Adelina Rimbrotti 3. La morte della colomba

Adelina Rimbrotti guardava la senescente compagna di viaggio, cercando di trovare almeno due motivi per trattenere la voglia di rivalsa e per evitare il cominciamento del vanesio duello. Trovò fertile il pensiero di cosa sarebbe stato di lei un giorno, superati i cinquantacinque anni, con tutto il peso di una lunga vita sulle spalle. Come l'avrebbero guardata i più giovani, lei che adesso già cominciava a smettere di stupirsi quando i quindicenni le davano del lei. Quale sarebbe stato il suo universo, cosa avrebbe desiderato, cosa avrebbe sentito di se stessa in quanto donna. Sarebbe stata cosciente in ogni segmento del cambiamento, ecco cosa avrebbe fatto. In ogni singolo istante sarebbe rimasta sempre se stessa, avrebbe sempre cercato di aderire all'idea cool che da tempo ormai si attribuiva e questo, ne era certa, avrebbe fatto di lei una bella vecchietta.
Intanto però la vicina, anche approfittando del sonno in cui era sprofondato il giovane di fronte, aveva già tolto le scarpe e allungato i piedi sul sedile opposto con un movimento rapido, muscoloso, aveva cercato a lungo una gomma da masticare da dentro la sua borsa con le scritte stile hip-hop sbatacchiandone vivacemente il contenuto e si era definitivamente appostata con la testa appoggiata all'intelligente poggiatesta, rivolta verso il finestrino e quindi verso Adelina, la quale si ritrovava con il cicaleccio del masticamento della signora pericolosamente vicino all'orecchio sinistro.

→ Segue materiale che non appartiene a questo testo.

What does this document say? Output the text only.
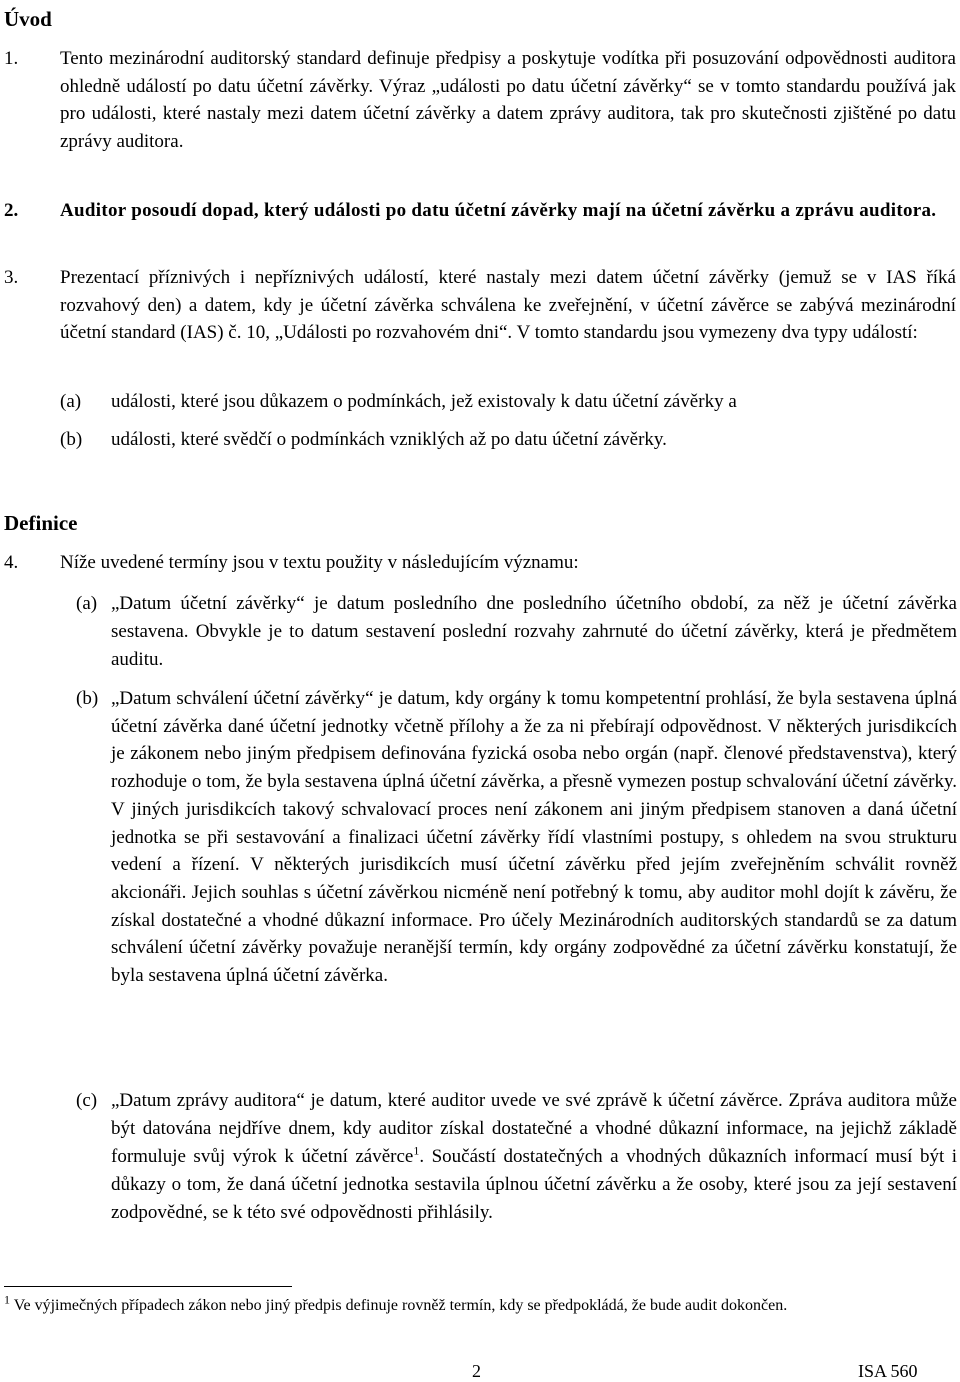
Úvod
1. Tento mezinárodní auditorský standard definuje předpisy a poskytuje vodítka při posuzování odpovědnosti auditora ohledně událostí po datu účetní závěrky. Výraz „události po datu účetní závěrky“ se v tomto standardu používá jak pro události, které nastaly mezi datem účetní závěrky a datem zprávy auditora, tak pro skutečnosti zjištěné po datu zprávy auditora.

2. Auditor posoudí dopad, který události po datu účetní závěrky mají na účetní závěrku a zprávu auditora.

3. Prezentací příznivých i nepříznivých událostí, které nastaly mezi datem účetní závěrky (jemuž se v IAS říká rozvahový den) a datem, kdy je účetní závěrka schválena ke zveřejnění, v účetní závěrce se zabývá mezinárodní účetní standard (IAS) č. 10, „Události po rozvahovém dni“. V tomto standardu jsou vymezeny dva typy událostí:

(a) události, které jsou důkazem o podmínkách, jež existovaly k datu účetní závěrky a

(b) události, které svědčí o podmínkách vzniklých až po datu účetní závěrky.

Definice
4. Níže uvedené termíny jsou v textu použity v následujícím významu:

(a) „Datum účetní závěrky“ je datum posledního dne posledního účetního období, za něž je účetní závěrka sestavena. Obvykle je to datum sestavení poslední rozvahy zahrnuté do účetní závěrky, která je předmětem auditu.

(b) „Datum schválení účetní závěrky“ je datum, kdy orgány k tomu kompetentní prohlásí, že byla sestavena úplná účetní závěrka dané účetní jednotky včetně přílohy a že za ni přebírají odpovědnost. V některých jurisdikcích je zákonem nebo jiným předpisem definována fyzická osoba nebo orgán (např. členové představenstva), který rozhoduje o tom, že byla sestavena úplná účetní závěrka, a přesně vymezen postup schvalování účetní závěrky. V jiných jurisdikcích takový schvalovací proces není zákonem ani jiným předpisem stanoven a daná účetní jednotka se při sestavování a finalizaci účetní závěrky řídí vlastními postupy, s ohledem na svou strukturu vedení a řízení. V některých jurisdikcích musí účetní závěrku před jejím zveřejněním schválit rovněž akcionáři. Jejich souhlas s účetní závěrkou nicméně není potřebný k tomu, aby auditor mohl dojít k závěru, že získal dostatečné a vhodné důkazní informace. Pro účely Mezinárodních auditorských standardů se za datum schválení účetní závěrky považuje neranější termín, kdy orgány zodpovědné za účetní závěrku konstatují, že byla sestavena úplná účetní závěrka.

(c) „Datum zprávy auditora“ je datum, které auditor uvede ve své zprávě k účetní závěrce. Zpráva auditora může být datována nejdříve dnem, kdy auditor získal dostatečné a vhodné důkazní informace, na jejichž základě formuluje svůj výrok k účetní závěrce$^1$. Součástí dostatečných a vhodných důkazních informací musí být i důkazy o tom, že daná účetní jednotka sestavila úplnou účetní závěrku a že osoby, které jsou za její sestavení zodpovědné, se k této své odpovědnosti přihlásily.

$^1$ Ve výjimečných případech zákon nebo jiný předpis definuje rovněž termín, kdy se předpokládá, že bude audit dokončen.
2	ISA 560
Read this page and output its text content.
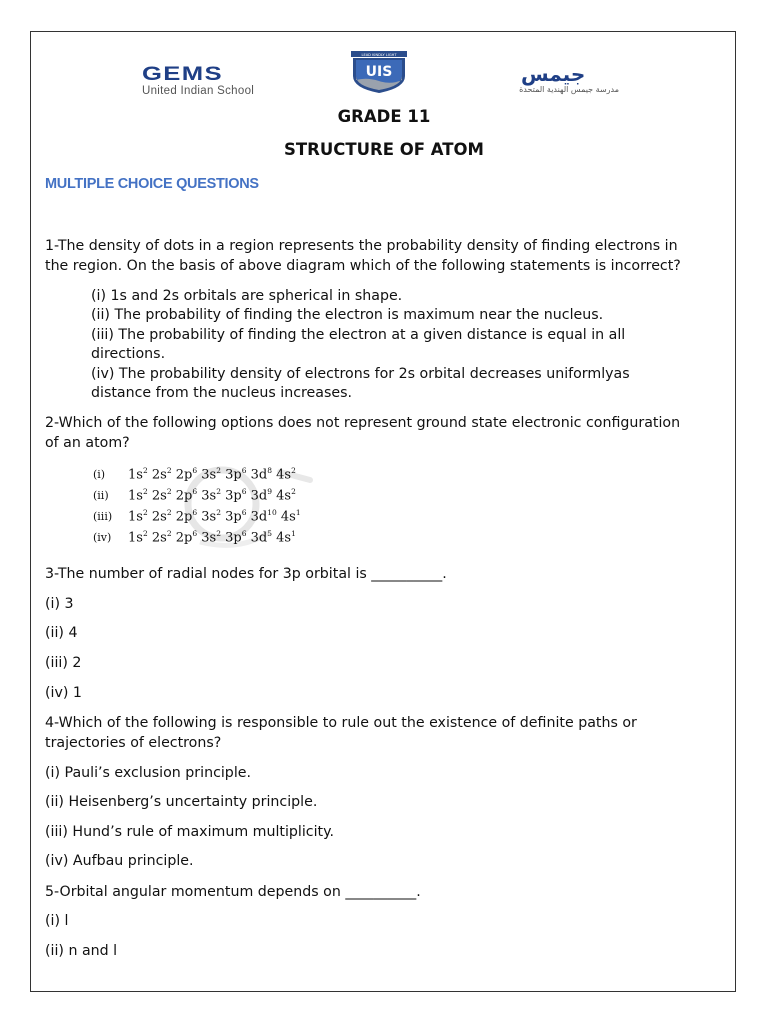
GEMS
United Indian School
LEAD KINDLY LIGHT
UIS	جيمس
مدرسة جيمس الهندية المتحدة
GRADE 11
STRUCTURE OF ATOM
MULTIPLE CHOICE QUESTIONS
1-The density of dots in a region represents the probability density of finding electrons in
the region. On the basis of above diagram which of the following statements is incorrect?
(i) 1s and 2s orbitals are spherical in shape.
(ii) The probability of finding the electron is maximum near the nucleus.
(iii) The probability of finding the electron at a given distance is equal in all
directions.
(iv) The probability density of electrons for 2s orbital decreases uniformlyas
distance from the nucleus increases.
2-Which of the following options does not represent ground state electronic configuration
of an atom?
(i) $1s^2$ $2s^2$ $2p^6$ $3s^2$ $3p^6$ $3d^8$ $4s^2$
(ii) $1s^2$ $2s^2$ $2p^6$ $3s^2$ $3p^6$ $3d^9$ $4s^2$
(iii) $1s^2$ $2s^2$ $2p^6$ $3s^2$ $3p^6$ $3d^{10}$ $4s^1$
(iv) $1s^2$ $2s^2$ $2p^6$ $3s^2$ $3p^6$ $3d^5$ $4s^1$
3-The number of radial nodes for 3p orbital is __________.
(i) 3
(ii) 4
(iii) 2
(iv) 1
4-Which of the following is responsible to rule out the existence of definite paths or
trajectories of electrons?
(i) Pauli’s exclusion principle.
(ii) Heisenberg’s uncertainty principle.
(iii) Hund’s rule of maximum multiplicity.
(iv) Aufbau principle.
5-Orbital angular momentum depends on __________.
(i) l
(ii) n and l
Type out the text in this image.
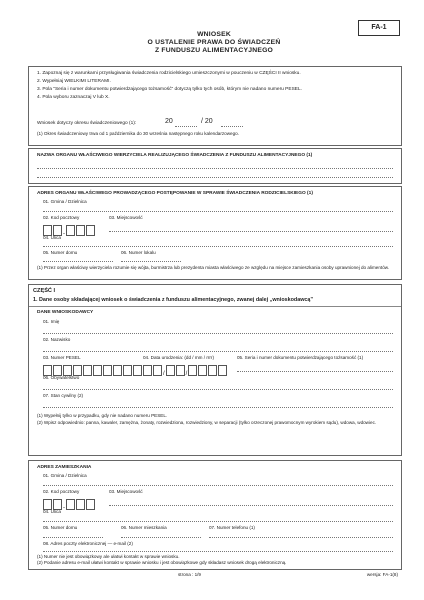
FA-1
WNIOSEK
O USTALENIE PRAWA DO ŚWIADCZEŃ
Z FUNDUSZU ALIMENTACYJNEGO
1. Zapoznaj się z warunkami przysługiwania świadczenia rodzicielskiego umieszczonymi w pouczeniu w CZĘŚCI II wniosku.
2. Wypełniaj WIELKIMI LITERAMI.
3. Pola "Seria i numer dokumentu potwierdzającego tożsamość" dotyczą tylko tych osób, którym nie nadano numeru PESEL.
4. Pola wyboru zaznaczaj V lub X.
Wniosek dotyczy okresu świadczeniowego (1):	20	/ 20
(1) Okres świadczeniowy trwa od 1 października do 30 września następnego roku kalendarzowego.
NAZWA ORGANU WŁAŚCIWEGO WIERZYCIELA REALIZUJĄCEGO ŚWIADCZENIA Z FUNDUSZU ALIMENTACYJNEGO (1)
ADRES ORGANU WŁAŚCIWEGO PROWADZĄCEGO POSTĘPOWANIE W SPRAWIE ŚWIADCZENIA RODZICIELSKIEGO (1)
01. Gmina / Dzielnica
02. Kod pocztowy
-
03. Miejscowość
04. Ulica
05. Numer domu	06. Numer lokalu
(1) Przez organ właściwy wierzyciela rozumie się wójta, burmistrza lub prezydenta miasta właściwego ze względu na miejsce zamieszkania osoby uprawnionej do alimentów.
CZĘŚĆ I
1. Dane osoby składającej wniosek o świadczenia z funduszu alimentacyjnego, zwanej dalej „wnioskodawcą”
DANE WNIOSKODAWCY
01. Imię
02. Nazwisko
03. Numer PESEL	04. Data urodzenia: (dd / mm / rrrr)
/	/
05. Seria i numer dokumentu potwierdzającego tożsamość (1)
06. Obywatelstwo
07. Stan cywilny (2)
(1) Wypełnij tylko w przypadku, gdy nie nadano numeru PESEL.
(2) Wpisz odpowiednio: panna, kawaler, zamężna, żonaty, rozwiedziona, rozwiedziony, w separacji (tylko orzeczonej prawomocnym wyrokiem sądu), wdowa, wdowiec.
ADRES ZAMIESZKANIA
01. Gmina / Dzielnica
02. Kod pocztowy
-
03. Miejscowość
04. Ulica
05. Numer domu	06. Numer mieszkania	07. Numer telefonu (1)
08. Adres poczty elektronicznej — e-mail (2)
(1) Numer nie jest obowiązkowy ale ułatwi kontakt w sprawie wniosku.
(2) Podanie adresu e-mail ułatwi kontakt w sprawie wniosku i jest obowiązkowe gdy składasz wniosek drogą elektroniczną.
strona : 1/9	wersja: FA-1(8)
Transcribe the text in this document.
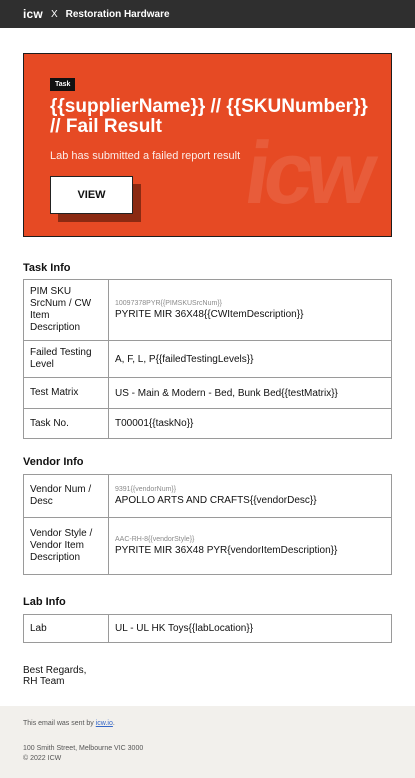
icw X Restoration Hardware
icw
Task
{{supplierName}} // {{SKUNumber}} // Fail Result
Lab has submitted a failed report result
VIEW
Task Info
PIM SKU SrcNum / CW Item Description	10097378PYR{{PIMSKUSrcNum}}
PYRITE MIR 36X48{{CWItemDescription}}
Failed Testing Level	A, F, L, P{{failedTestingLevels}}
Test Matrix	US - Main & Modern - Bed, Bunk Bed{{testMatrix}}
Task No.	T00001{{taskNo}}
Vendor Info
Vendor Num / Desc	9391{{vendorNum}}
APOLLO ARTS AND CRAFTS{{vendorDesc}}
Vendor Style / Vendor Item Description	AAC-RH-8{{vendorStyle}}
PYRITE MIR 36X48 PYR{vendorItemDescription}}
Lab Info
Lab	UL - UL HK Toys{{labLocation}}
Best Regards,
RH Team
This email was sent by icw.io.
100 Smith Street, Melbourne VIC 3000
© 2022 ICW
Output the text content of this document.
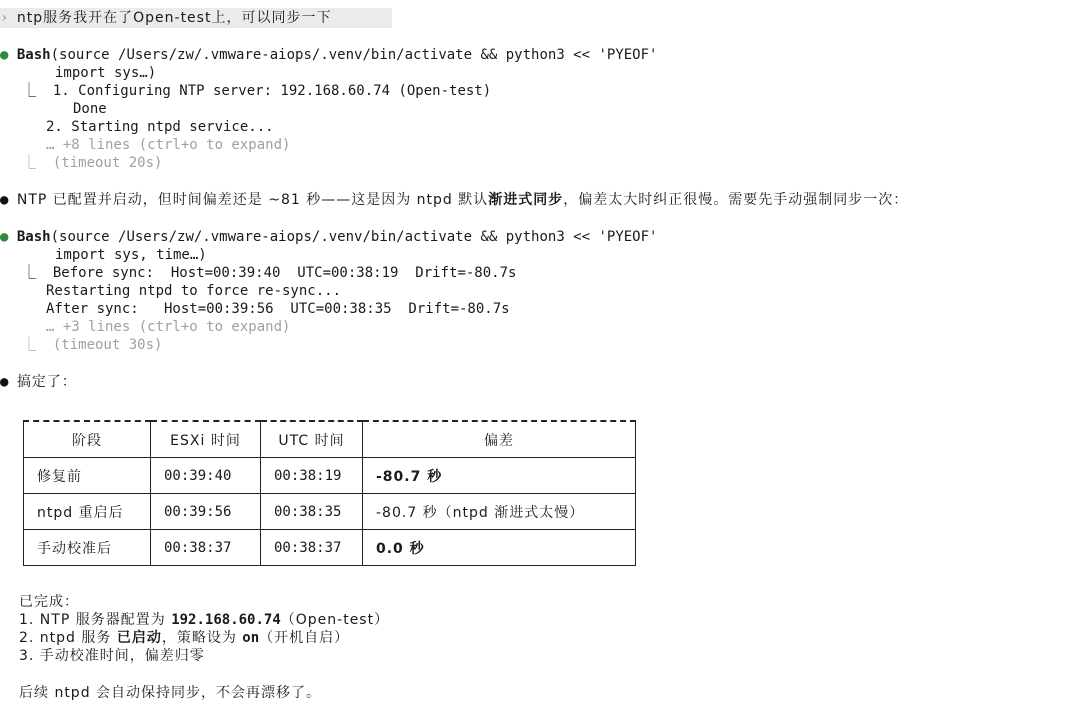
› ntp服务我开在了Open-test上，可以同步一下
● Bash(source /Users/zw/.vmware-aiops/.venv/bin/activate && python3 << 'PYEOF'
import sys…)
⎿ 1. Configuring NTP server: 192.168.60.74 (Open-test)
Done
2. Starting ntpd service...
… +8 lines (ctrl+o to expand)
⎿ (timeout 20s)
● NTP 已配置并启动，但时间偏差还是 ~81 秒——这是因为 ntpd 默认渐进式同步，偏差太大时纠正很慢。需要先手动强制同步一次：
● Bash(source /Users/zw/.vmware-aiops/.venv/bin/activate && python3 << 'PYEOF'
import sys, time…)
⎿ Before sync:  Host=00:39:40  UTC=00:38:19  Drift=-80.7s
Restarting ntpd to force re-sync...
After sync:   Host=00:39:56  UTC=00:38:35  Drift=-80.7s
… +3 lines (ctrl+o to expand)
⎿ (timeout 30s)
● 搞定了：
阶段	ESXi 时间	UTC 时间	偏差
修复前	00:39:40	00:38:19	-80.7 秒
ntpd 重启后	00:39:56	00:38:35	-80.7 秒（ntpd 渐进式太慢）
手动校准后	00:38:37	00:38:37	0.0 秒
已完成：
1. NTP 服务器配置为 192.168.60.74（Open-test）
2. ntpd 服务 已启动，策略设为 on（开机自启）
3. 手动校准时间，偏差归零
后续 ntpd 会自动保持同步，不会再漂移了。
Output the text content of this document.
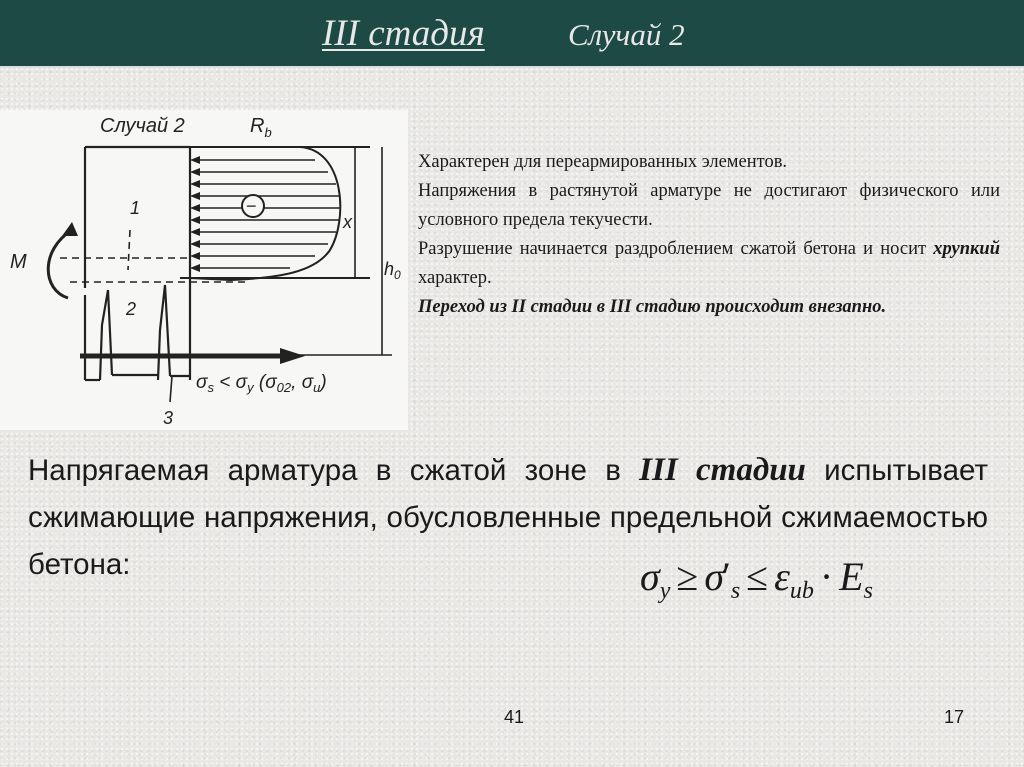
III стадия	Случай 2
Случай 2	$R_b$
−
x
$h_0$
M
1
2
3
$\sigma_s < \sigma_y$ ($\sigma_{02}$, $\sigma_u$)

Характерен для переармированных элементов.

Напряжения в растянутой арматуре не достигают физического или условного предела текучести.

Разрушение начинается раздроблением сжатой бетона и носит хрупкий характер.

Переход из II стадии в III стадию происходит внезапно.

Напрягаемая арматура в сжатой зоне в III стадии испытывает сжимающие напряжения, обусловленные предельной сжимаемостью бетона:	$\sigma_y \ge \sigma'_s \le \varepsilon_{ub} \cdot E_s$
41	17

E poi, naturalmente, quel braccio, su cui veniva scaricato tutto il peso dell'ingombrante figura e che avanzava inesorabilmente.
Ad Adelina dava molto fastidio quel suo fare da ragazzina, lanciato come una sfida. Sollevava le valigie inutilmente e con uno sforzo e una ricercatezza dei gesti che suggerivano una precisa volontà di esibire la propria freschezza; ad ogni stimolo sconosciuto – un rumore, una vibrazione del treno di cui non si manifestava immediatamente la provenienza – scuoteva la testa a scatti come un uccellino inesperto, spalancando gli occhi come un'ingenua gazzella. Lo scopo era senza dubbio dare l'idea di una vita sbarazzina, di corse nei campi di grano e grembiulini che schiusi rivelavano gattini. Adelina sapeva per certo che non era così; glielo dicevano l'esagerazione nel mostrare, e poi parliamo di una freschezza che non si addice ad una signora. Quando sarò vecchia, si disse Adelina, voglio che sia la mia saggezza a prendere spazio quando appaio a degli sconosciuti, non voglio che considerino di potermi includere nel loro club.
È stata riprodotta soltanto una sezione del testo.